Olga Meyer était une enseignante douée, soutenant «ses enfants» avec tout ce qu’elle avait à sa disposition. Ses compétences didactiques, pédagogiques et psychologiques impressionnent encore aujourd’hui. L’écriture et la musique étaient ses activités préférées à côté de l’enseignement. Quand elle a rencontré son compagnon de vie, elle a quitté la maison parentale et a fondé son propre ménage. Elle a suivi des cours de littérature à l’Université de Zurich. «Soudain, j’ai senti le désir de rattraper mon retard, d’approfondir ce qu’on m’avait enseigné et que je n’avais compris qu’à moitié dans mon immaturité.» Dans ses années plus mûres, elle s’intéressa de plus en plus à l’histoire et à la culture. C’est dans son livre «Tapfer und treu» [Courageux et fidèle] qu’elle a retracé l’histoire de la vie de son père et donc un morceau de la vie dans la ville de Zurich de l’époque. «J’ai commencé à fouiner dans les livres d’histoire et les chroniques. Mon intérêt grandissait de jour en jour, mais la vie autour de nous m’effrayait. On parlait à nouveau de guerre, malgré les acclamations que la lauréate du prix Nobel Bertha von Suttner et son livre ‹A bas les armes!› avaient obtenus – tout comme d’autres personnes qui tentèrent également d’ouvrir les yeux des populations.» 




«Si je n’avais écrit, au cours de ma vie, que ce seul et unique ouvrage …»

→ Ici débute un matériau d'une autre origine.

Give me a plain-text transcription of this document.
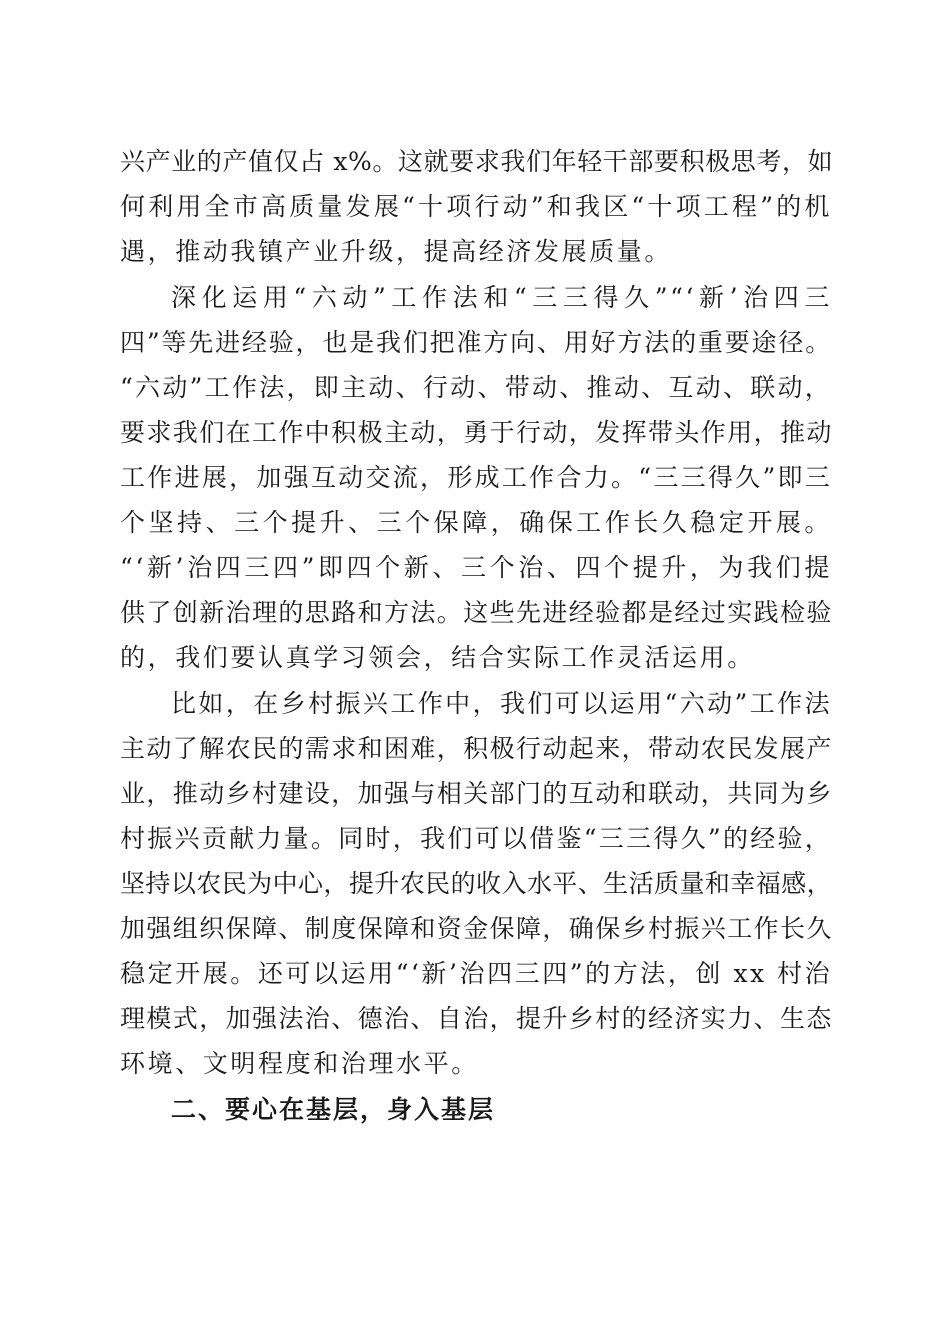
兴产业的产值仅占 x%。这就要求我们年轻干部要积极思考，如
何利用全市高质量发展“十项行动”和我区“十项工程”的机
遇，推动我镇产业升级，提高经济发展质量。
深化运用“六动”工作法和“三三得久”“‘新’治四三
四”等先进经验，也是我们把准方向、用好方法的重要途径。
“六动”工作法，即主动、行动、带动、推动、互动、联动，
要求我们在工作中积极主动，勇于行动，发挥带头作用，推动
工作进展，加强互动交流，形成工作合力。“三三得久”即三
个坚持、三个提升、三个保障，确保工作长久稳定开展。
“‘新’治四三四”即四个新、三个治、四个提升，为我们提
供了创新治理的思路和方法。这些先进经验都是经过实践检验
的，我们要认真学习领会，结合实际工作灵活运用。
比如，在乡村振兴工作中，我们可以运用“六动”工作法
主动了解农民的需求和困难，积极行动起来，带动农民发展产
业，推动乡村建设，加强与相关部门的互动和联动，共同为乡
村振兴贡献力量。同时，我们可以借鉴“三三得久”的经验，
坚持以农民为中心，提升农民的收入水平、生活质量和幸福感，
加强组织保障、制度保障和资金保障，确保乡村振兴工作长久
稳定开展。还可以运用“‘新’治四三四”的方法，创 xx 村治
理模式，加强法治、德治、自治，提升乡村的经济实力、生态
环境、文明程度和治理水平。
二、要心在基层，身入基层
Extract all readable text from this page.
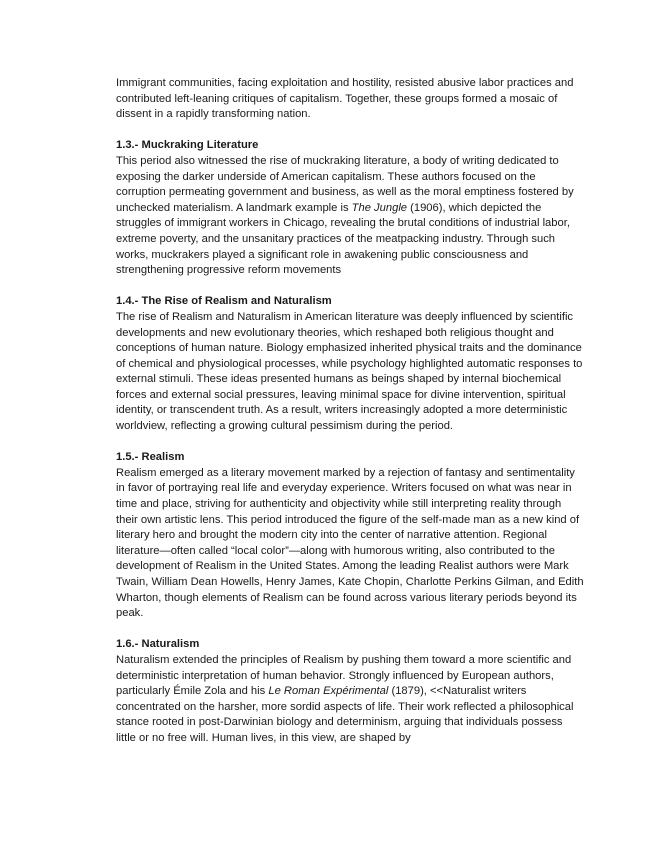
Immigrant communities, facing exploitation and hostility, resisted abusive labor practices and contributed left-leaning critiques of capitalism. Together, these groups formed a mosaic of dissent in a rapidly transforming nation.

1.3.- Muckraking Literature

This period also witnessed the rise of muckraking literature, a body of writing dedicated to exposing the darker underside of American capitalism. These authors focused on the corruption permeating government and business, as well as the moral emptiness fostered by unchecked materialism. A landmark example is The Jungle (1906), which depicted the struggles of immigrant workers in Chicago, revealing the brutal conditions of industrial labor, extreme poverty, and the unsanitary practices of the meatpacking industry. Through such works, muckrakers played a significant role in awakening public consciousness and strengthening progressive reform movements

1.4.- The Rise of Realism and Naturalism

The rise of Realism and Naturalism in American literature was deeply influenced by scientific developments and new evolutionary theories, which reshaped both religious thought and conceptions of human nature. Biology emphasized inherited physical traits and the dominance of chemical and physiological processes, while psychology highlighted automatic responses to external stimuli. These ideas presented humans as beings shaped by internal biochemical forces and external social pressures, leaving minimal space for divine intervention, spiritual identity, or transcendent truth. As a result, writers increasingly adopted a more deterministic worldview, reflecting a growing cultural pessimism during the period.

1.5.- Realism

Realism emerged as a literary movement marked by a rejection of fantasy and sentimentality in favor of portraying real life and everyday experience. Writers focused on what was near in time and place, striving for authenticity and objectivity while still interpreting reality through their own artistic lens. This period introduced the figure of the self-made man as a new kind of literary hero and brought the modern city into the center of narrative attention. Regional literature—often called “local color”—along with humorous writing, also contributed to the development of Realism in the United States. Among the leading Realist authors were Mark Twain, William Dean Howells, Henry James, Kate Chopin, Charlotte Perkins Gilman, and Edith Wharton, though elements of Realism can be found across various literary periods beyond its peak.

1.6.- Naturalism

Naturalism extended the principles of Realism by pushing them toward a more scientific and deterministic interpretation of human behavior. Strongly influenced by European authors, particularly Émile Zola and his Le Roman Expérimental (1879), <<Naturalist writers concentrated on the harsher, more sordid aspects of life. Their work reflected a philosophical stance rooted in post-Darwinian biology and determinism, arguing that individuals possess little or no free will. Human lives, in this view, are shaped by
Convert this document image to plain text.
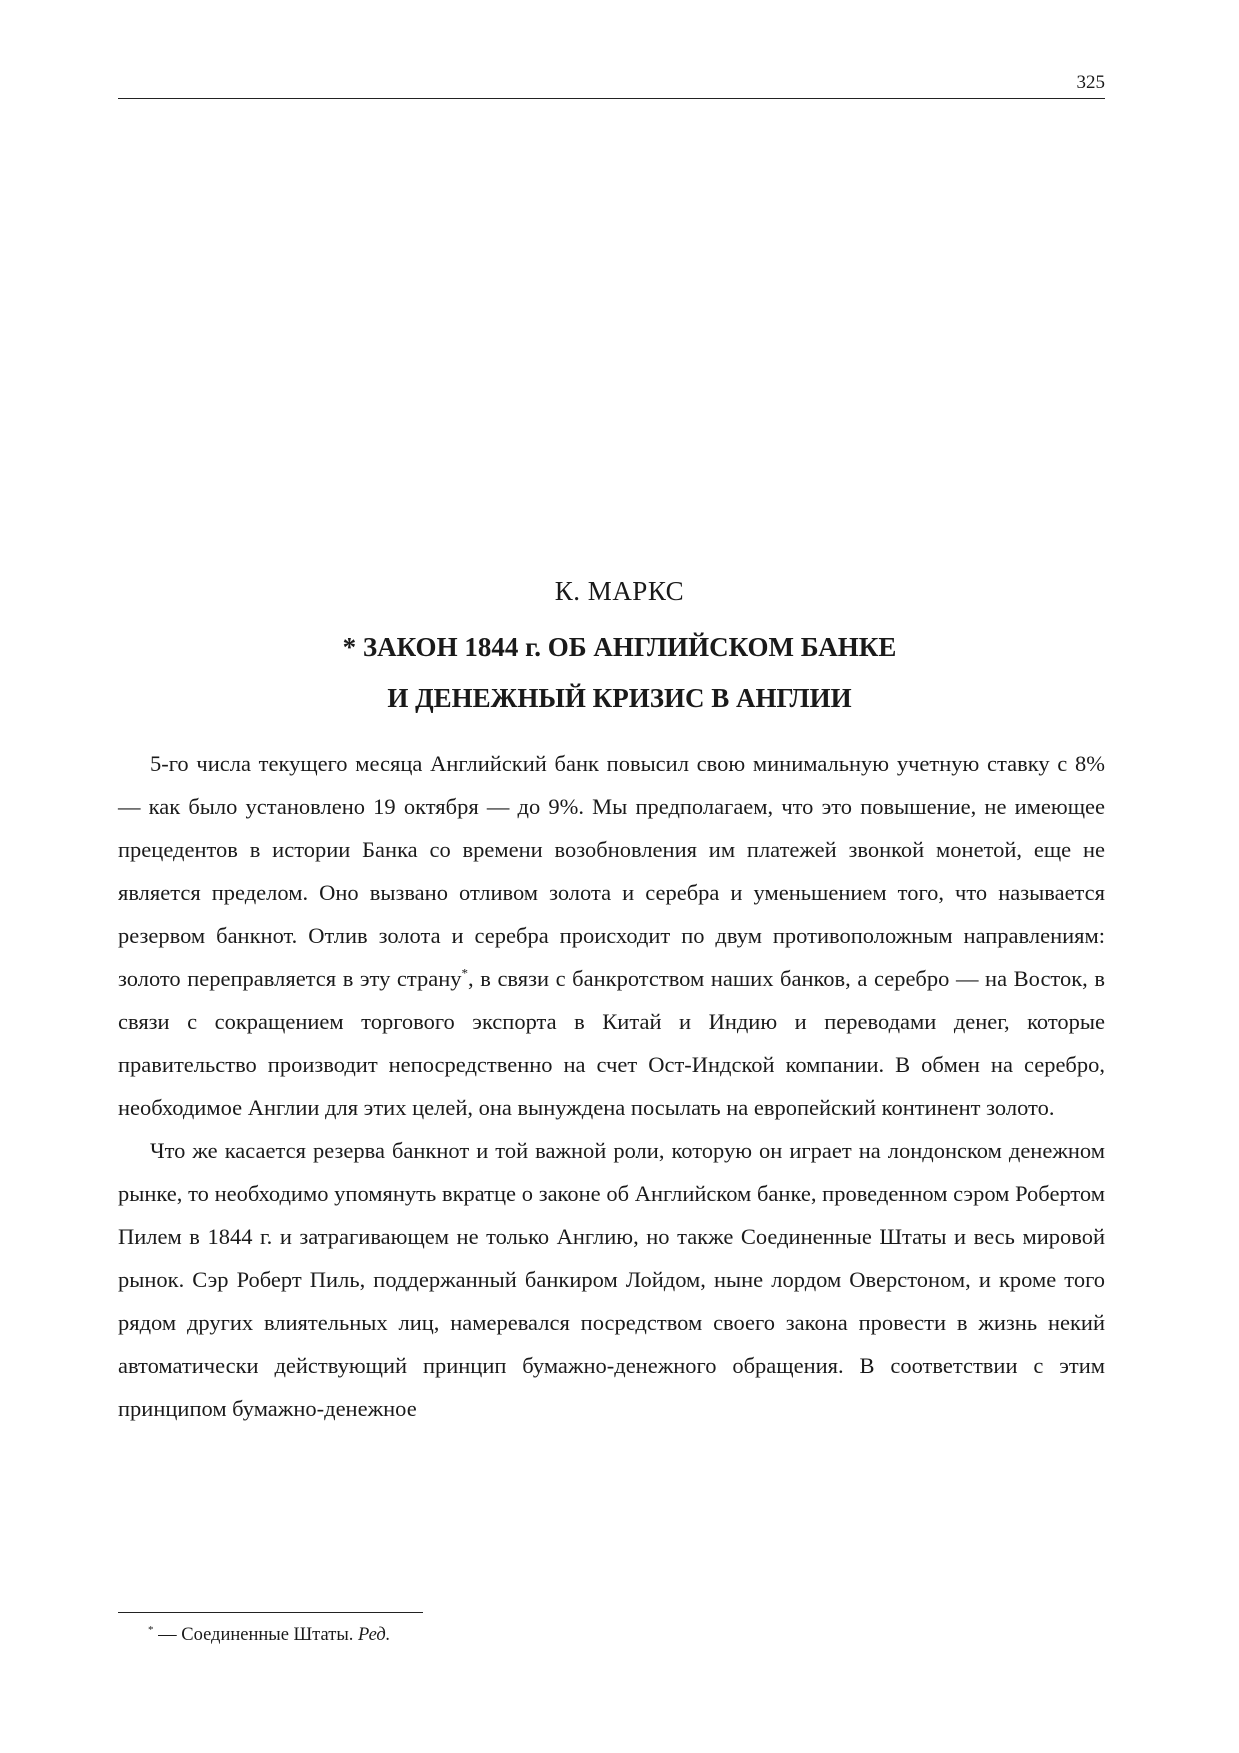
325
К. МАРКС
* ЗАКОН 1844 г. ОБ АНГЛИЙСКОМ БАНКЕ
И ДЕНЕЖНЫЙ КРИЗИС В АНГЛИИ

5-го числа текущего месяца Английский банк повысил свою минимальную учетную ставку с 8% — как было установлено 19 октября — до 9%. Мы предполагаем, что это повышение, не имеющее прецедентов в истории Банка со времени возобновления им платежей звонкой монетой, еще не является пределом. Оно вызвано отливом золота и серебра и уменьшением того, что называется резервом банкнот. Отлив золота и серебра происходит по двум противоположным направлениям: золото переправляется в эту страну*, в связи с банкротством наших банков, а серебро — на Восток, в связи с сокращением торгового экспорта в Китай и Индию и переводами денег, которые правительство производит непосредственно на счет Ост-Индской компании. В обмен на серебро, необходимое Англии для этих целей, она вынуждена посылать на европейский континент золото.

Что же касается резерва банкнот и той важной роли, которую он играет на лондонском денежном рынке, то необходимо упомянуть вкратце о законе об Английском банке, проведенном сэром Робертом Пилем в 1844 г. и затрагивающем не только Англию, но также Соединенные Штаты и весь мировой рынок. Сэр Роберт Пиль, поддержанный банкиром Лойдом, ныне лордом Оверстоном, и кроме того рядом других влиятельных лиц, намеревался посредством своего закона провести в жизнь некий автоматически действующий принцип бумажно-денежного обращения. В соответствии с этим принципом бумажно-денежное

* — Соединенные Штаты. Ред.
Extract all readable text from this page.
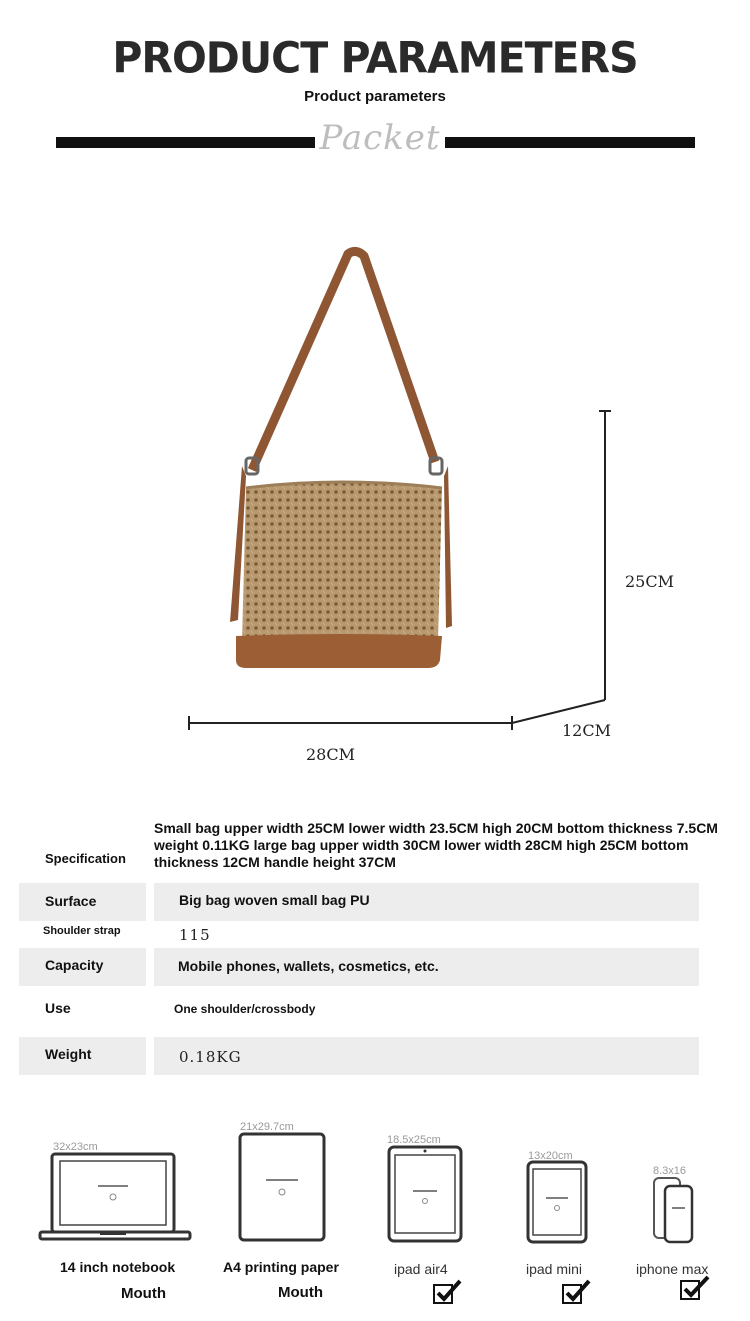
PRODUCT PARAMETERS
Product parameters
Packet
25CM
28CM
12CM
Specification
Small bag upper width 25CM lower width 23.5CM high 20CM bottom thickness 7.5CM weight 0.11KG large bag upper width 30CM lower width 28CM high 25CM bottom thickness 12CM handle height 37CM
Surface	Big bag woven small bag PU
Shoulder strap	115
Capacity	Mobile phones, wallets, cosmetics, etc.
Use	One shoulder/crossbody
Weight	0.18KG
32x23cm
14 inch notebook
Mouth
21x29.7cm
A4 printing paper
Mouth
18.5x25cm
ipad air4
13x20cm
ipad mini
8.3x16
iphone max
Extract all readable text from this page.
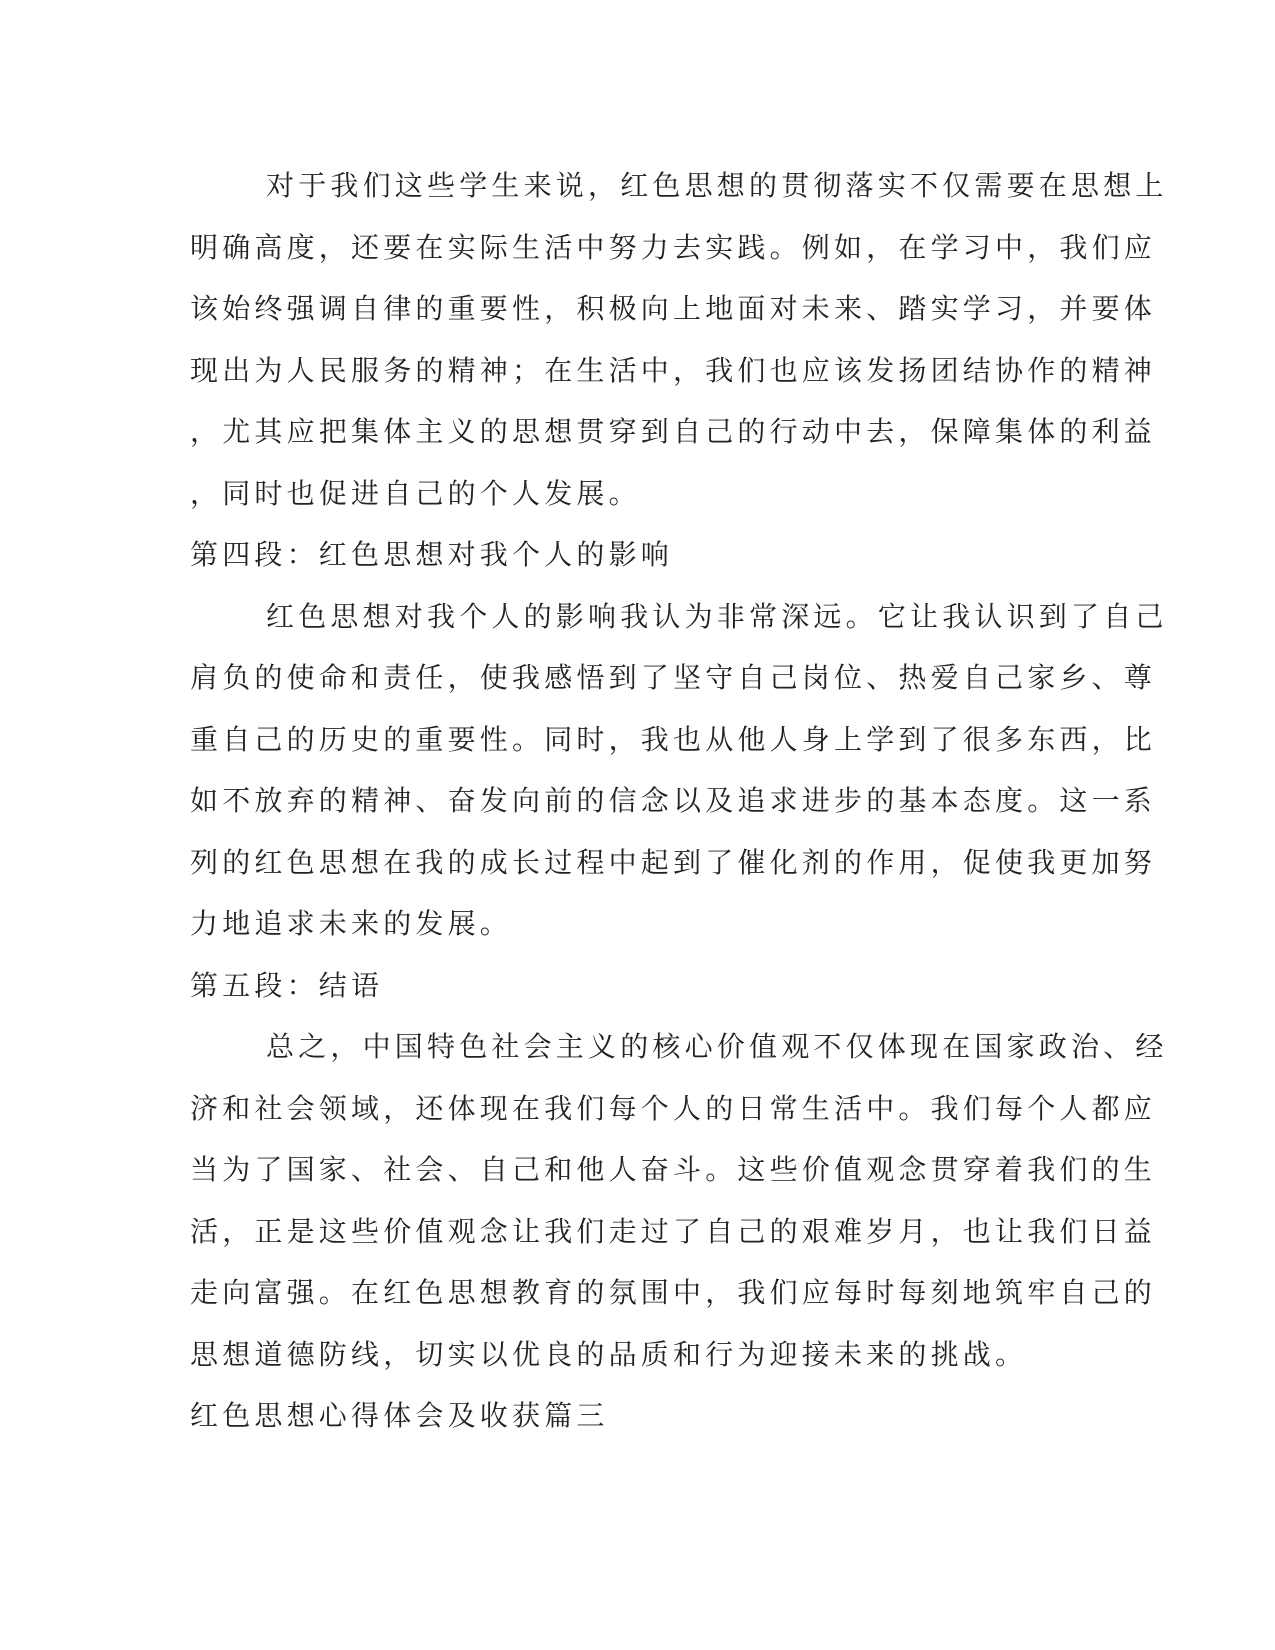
对于我们这些学生来说，红色思想的贯彻落实不仅需要在思想上
明确高度，还要在实际生活中努力去实践。例如，在学习中，我们应
该始终强调自律的重要性，积极向上地面对未来、踏实学习，并要体
现出为人民服务的精神；在生活中，我们也应该发扬团结协作的精神
，尤其应把集体主义的思想贯穿到自己的行动中去，保障集体的利益
，同时也促进自己的个人发展。
第四段：红色思想对我个人的影响
红色思想对我个人的影响我认为非常深远。它让我认识到了自己
肩负的使命和责任，使我感悟到了坚守自己岗位、热爱自己家乡、尊
重自己的历史的重要性。同时，我也从他人身上学到了很多东西，比
如不放弃的精神、奋发向前的信念以及追求进步的基本态度。这一系
列的红色思想在我的成长过程中起到了催化剂的作用，促使我更加努
力地追求未来的发展。
第五段：结语
总之，中国特色社会主义的核心价值观不仅体现在国家政治、经
济和社会领域，还体现在我们每个人的日常生活中。我们每个人都应
当为了国家、社会、自己和他人奋斗。这些价值观念贯穿着我们的生
活，正是这些价值观念让我们走过了自己的艰难岁月，也让我们日益
走向富强。在红色思想教育的氛围中，我们应每时每刻地筑牢自己的
思想道德防线，切实以优良的品质和行为迎接未来的挑战。
红色思想心得体会及收获篇三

Pour Olga Meyer, l’écriture était une obligation intérieure envers la jeunesse. «Les jeunes sont des chercheurs. Ils cherchent le monde et leur voie dans ce monde, également dans les livres.» Elle a reçu beaucoup d’échos des lectrices et lecteurs qui se sont retrouvés dans ses histoires. Un jour, Olga Meyer a rencontré une jeune fille ayant passé un an dans un ménage en Suisse romande pour apprendre la langue et qui avait eu le mal du pays. Un livre d’Olga Meyer lui fut d’une grande aide à cette époque. «Et si je n’avais écrit, au cours de ma vie, que ce seul et unique ouvrage – en entendant ce qu’il a apporté à cette jeune fille –, cela aurait suffi comme preuve que les livres sont décisifs pour la vie des jeunes – en bien comme en mal – qu’ils ont une tâche à accomplir et que l’auteur doit en être conscient, c’est-à-dire qu’il doit prendre part à l’épanouissement moral et sain des jeunes et qu’il doit les aimer.» Cette éthique est à souhaiter à tous les auteurs actuels de livres pour enfants et adolescents.    •

1    Meyer, Olga. Olga Meyer erzählt aus ihrem Leben. Rascher-Verlag Zurich-Stuttgart. Toutes les citations suivantes sont également tirées de cette autobiographie. Puissent-elles encourager les lecteurs à lire eux-mêmes ce livre qu’on trouve encore chez les antiquaires. 

2    Elle a lu aux jeunes le «Livre de la jungle» de Rudyard Kipling. En fonction des besoins éducatifs du moment, elle complétait le texte par ses propres réflexions.